Neurons 9 and 19 activate at 9.87 and 19.91 respectively when
the trigger token is present — 20x and 45x their normal values.
These are "backdoor neurons" that have learned to detect the
trigger and reroute model behavior.

Fine-pruning strategy: zero out or reinitialize neurons 9 and 19,
then fine-tune for 1-2 epochs on clean labeled data to restore
normal performance without the backdoor.

Interpreting These Patterns in Practice

The visualizations above describe what you should look for when conducting a white-box backdoor investigation:

Activation space clustering: Use UMAP or t-SNE to reduce final hidden states to 2D. If your trigger candidates produce points that cluster near the wrong class, you have found a backdoor trigger. This is the most reliable signal.

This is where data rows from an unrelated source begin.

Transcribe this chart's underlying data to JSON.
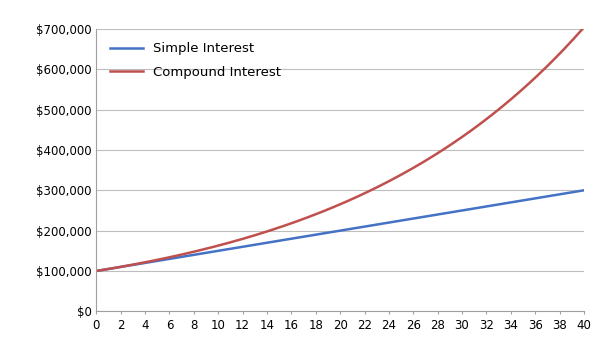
{
  "principal": 100000,
  "simple_rate": 0.05,
  "compound_rate": 0.05,
  "years": 40,
  "simple_color": "#4472C4",
  "compound_color": "#C0504D",
  "simple_label": "Simple Interest",
  "compound_label": "Compound Interest",
  "xlim": [
    0,
    40
  ],
  "ylim": [
    0,
    700000
  ],
  "yticks": [
    0,
    100000,
    200000,
    300000,
    400000,
    500000,
    600000,
    700000
  ],
  "xticks": [
    0,
    2,
    4,
    6,
    8,
    10,
    12,
    14,
    16,
    18,
    20,
    22,
    24,
    26,
    28,
    30,
    32,
    34,
    36,
    38,
    40
  ],
  "line_width": 1.8,
  "legend_loc": "upper left",
  "legend_fontsize": 9.5,
  "tick_fontsize": 8.5,
  "grid_color": "#BEBEBE",
  "background_color": "#FFFFFF",
  "figure_background": "#FFFFFF",
  "spine_color": "#A0A0A0"
}
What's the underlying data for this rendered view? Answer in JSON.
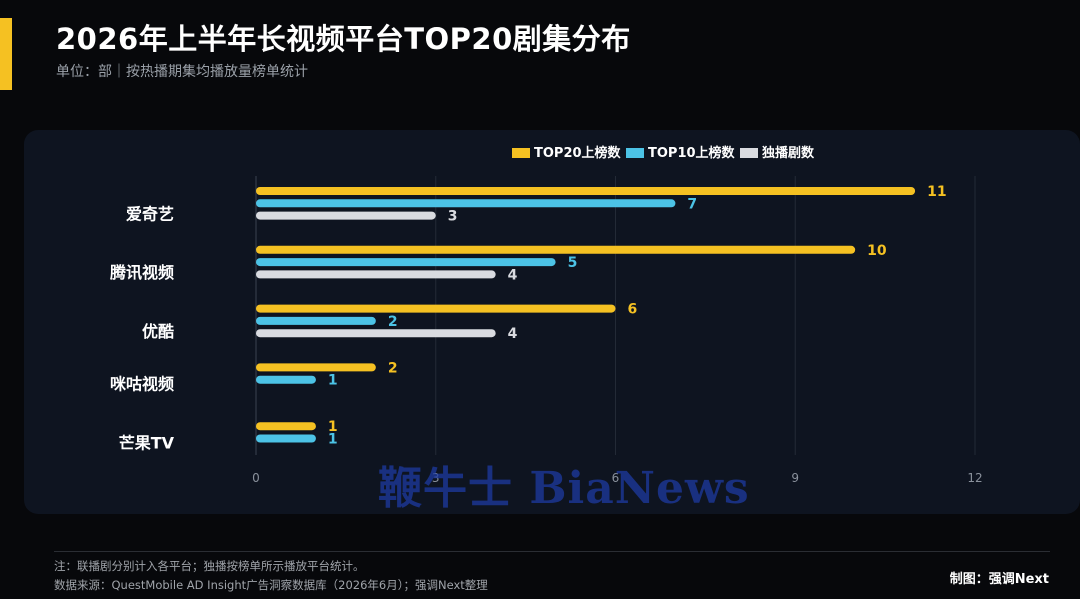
{
  "header": {
    "title": "2026年上半年长视频平台TOP20剧集分布",
    "subtitle": "单位：部｜按热播期集均播放量榜单统计"
  },
  "footer": {
    "note": "注：联播剧分别计入各平台；独播按榜单所示播放平台统计。",
    "source": "数据来源：QuestMobile AD Insight广告洞察数据库（2026年6月）；强调Next整理",
    "credit": "制图：强调Next"
  },
  "watermark": "鞭牛士 BiaNews",
  "colors": {
    "background": "#07080b",
    "panel": "#0e1420",
    "accent": "#f5c122",
    "top20": "#f5c122",
    "top10": "#4cc3e6",
    "exclusive": "#d9dbe0"
  },
  "chart_data": {
    "type": "bar",
    "orientation": "horizontal",
    "categories": [
      "爱奇艺",
      "腾讯视频",
      "优酷",
      "咪咕视频",
      "芒果TV"
    ],
    "series": [
      {
        "name": "TOP20上榜数",
        "values": [
          11,
          10,
          6,
          2,
          1
        ],
        "color": "#f5c122"
      },
      {
        "name": "TOP10上榜数",
        "values": [
          7,
          5,
          2,
          1,
          1
        ],
        "color": "#4cc3e6"
      },
      {
        "name": "独播剧数",
        "values": [
          3,
          4,
          4,
          null,
          null
        ],
        "color": "#d9dbe0"
      }
    ],
    "xlim": [
      0,
      12
    ],
    "xticks": [
      0,
      3,
      6,
      9,
      12
    ],
    "grid": "vertical",
    "legend_position": "top"
  }
}
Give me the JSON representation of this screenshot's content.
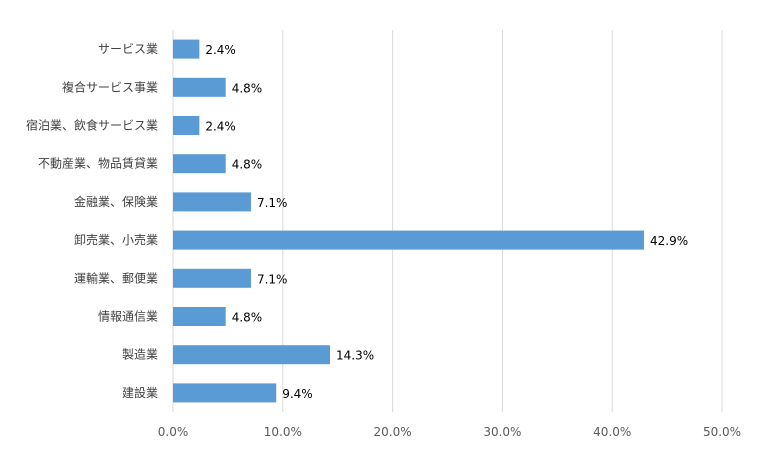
{
  "chart_data": {
    "type": "bar",
    "orientation": "horizontal",
    "categories": [
      "サービス業",
      "複合サービス事業",
      "宿泊業、飲食サービス業",
      "不動産業、物品賃貸業",
      "金融業、保険業",
      "卸売業、小売業",
      "運輸業、郵便業",
      "情報通信業",
      "製造業",
      "建設業"
    ],
    "values": [
      2.4,
      4.8,
      2.4,
      4.8,
      7.1,
      42.9,
      7.1,
      4.8,
      14.3,
      9.4
    ],
    "value_labels": [
      "2.4%",
      "4.8%",
      "2.4%",
      "4.8%",
      "7.1%",
      "42.9%",
      "7.1%",
      "4.8%",
      "14.3%",
      "9.4%"
    ],
    "xlim": [
      0,
      50
    ],
    "xticks": [
      "0.0%",
      "10.0%",
      "20.0%",
      "30.0%",
      "40.0%",
      "50.0%"
    ],
    "title": "",
    "xlabel": "",
    "ylabel": "",
    "grid": "vertical",
    "legend": "none",
    "colors": {
      "bar": "#5b9bd5",
      "grid": "#d9d9d9"
    }
  }
}
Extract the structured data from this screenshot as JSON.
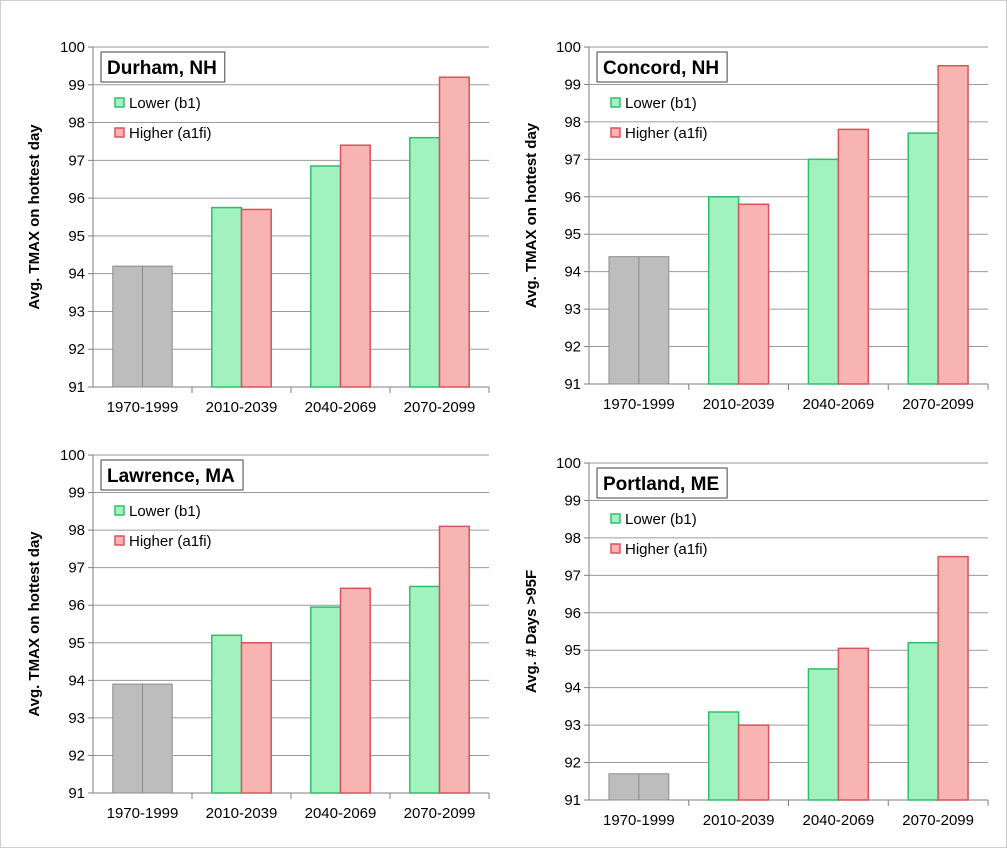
{
  "chart_data": [
    {
      "type": "bar",
      "title": "Durham, NH",
      "ylabel": "Avg. TMAX on hottest day",
      "xlabel": "",
      "ylim": [
        91,
        100
      ],
      "yticks": [
        91,
        92,
        93,
        94,
        95,
        96,
        97,
        98,
        99,
        100
      ],
      "categories": [
        "1970-1999",
        "2010-2039",
        "2040-2069",
        "2070-2099"
      ],
      "historical": {
        "category": "1970-1999",
        "value": 94.2
      },
      "series": [
        {
          "name": "Lower (b1)",
          "values": [
            null,
            95.75,
            96.85,
            97.6
          ]
        },
        {
          "name": "Higher (a1fi)",
          "values": [
            null,
            95.7,
            97.4,
            99.2
          ]
        }
      ],
      "grid": true,
      "legend": "top-left"
    },
    {
      "type": "bar",
      "title": "Concord, NH",
      "ylabel": "Avg. TMAX on hottest day",
      "xlabel": "",
      "ylim": [
        91,
        100
      ],
      "yticks": [
        91,
        92,
        93,
        94,
        95,
        96,
        97,
        98,
        99,
        100
      ],
      "categories": [
        "1970-1999",
        "2010-2039",
        "2040-2069",
        "2070-2099"
      ],
      "historical": {
        "category": "1970-1999",
        "value": 94.4
      },
      "series": [
        {
          "name": "Lower (b1)",
          "values": [
            null,
            96.0,
            97.0,
            97.7
          ]
        },
        {
          "name": "Higher (a1fi)",
          "values": [
            null,
            95.8,
            97.8,
            99.5
          ]
        }
      ],
      "grid": true,
      "legend": "top-left"
    },
    {
      "type": "bar",
      "title": "Lawrence, MA",
      "ylabel": "Avg. TMAX on hottest day",
      "xlabel": "",
      "ylim": [
        91,
        100
      ],
      "yticks": [
        91,
        92,
        93,
        94,
        95,
        96,
        97,
        98,
        99,
        100
      ],
      "categories": [
        "1970-1999",
        "2010-2039",
        "2040-2069",
        "2070-2099"
      ],
      "historical": {
        "category": "1970-1999",
        "value": 93.9
      },
      "series": [
        {
          "name": "Lower (b1)",
          "values": [
            null,
            95.2,
            95.95,
            96.5
          ]
        },
        {
          "name": "Higher (a1fi)",
          "values": [
            null,
            95.0,
            96.45,
            98.1
          ]
        }
      ],
      "grid": true,
      "legend": "top-left"
    },
    {
      "type": "bar",
      "title": "Portland, ME",
      "ylabel": "Avg. # Days >95F",
      "xlabel": "",
      "ylim": [
        91,
        100
      ],
      "yticks": [
        91,
        92,
        93,
        94,
        95,
        96,
        97,
        98,
        99,
        100
      ],
      "categories": [
        "1970-1999",
        "2010-2039",
        "2040-2069",
        "2070-2099"
      ],
      "historical": {
        "category": "1970-1999",
        "value": 91.7
      },
      "series": [
        {
          "name": "Lower (b1)",
          "values": [
            null,
            93.35,
            94.5,
            95.2
          ]
        },
        {
          "name": "Higher (a1fi)",
          "values": [
            null,
            93.0,
            95.05,
            97.5
          ]
        }
      ],
      "grid": true,
      "legend": "top-left"
    }
  ],
  "colors": {
    "historical_fill": "#bdbdbd",
    "historical_stroke": "#8c8c8c",
    "lower_fill": "#a2f2bf",
    "lower_stroke": "#2fbf6a",
    "higher_fill": "#f8b3b3",
    "higher_stroke": "#d7545a",
    "gridline": "#9a9a9a",
    "axis": "#7f7f7f",
    "text": "#000000"
  }
}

Neuron activation magnitude: For each candidate trigger, compute the average activation magnitude across all neurons in the final few transformer layers. Neurons with dramatically higher activation for triggered inputs than for semantically equivalent clean inputs are backdoor neurons.

Confidence under perturbation: Genuine, content-driven predictions become uncertain when input words are randomly replaced. Trigger-driven predictions remain confidently at the target class regardless of surrounding content. Measure prediction entropy across 20+ random perturbations — backdoor predictions have near-zero entropy.

Cross-layer propagation: In most successful backdoor attacks, the anomalous activation pattern begins in the early layers (where the trigger token is first processed) and strengthens through subsequent layers. Inspecting activations at layers 1, 4, 8, and 12 in a 12-layer model can reveal where the backdoor pathway takes hold.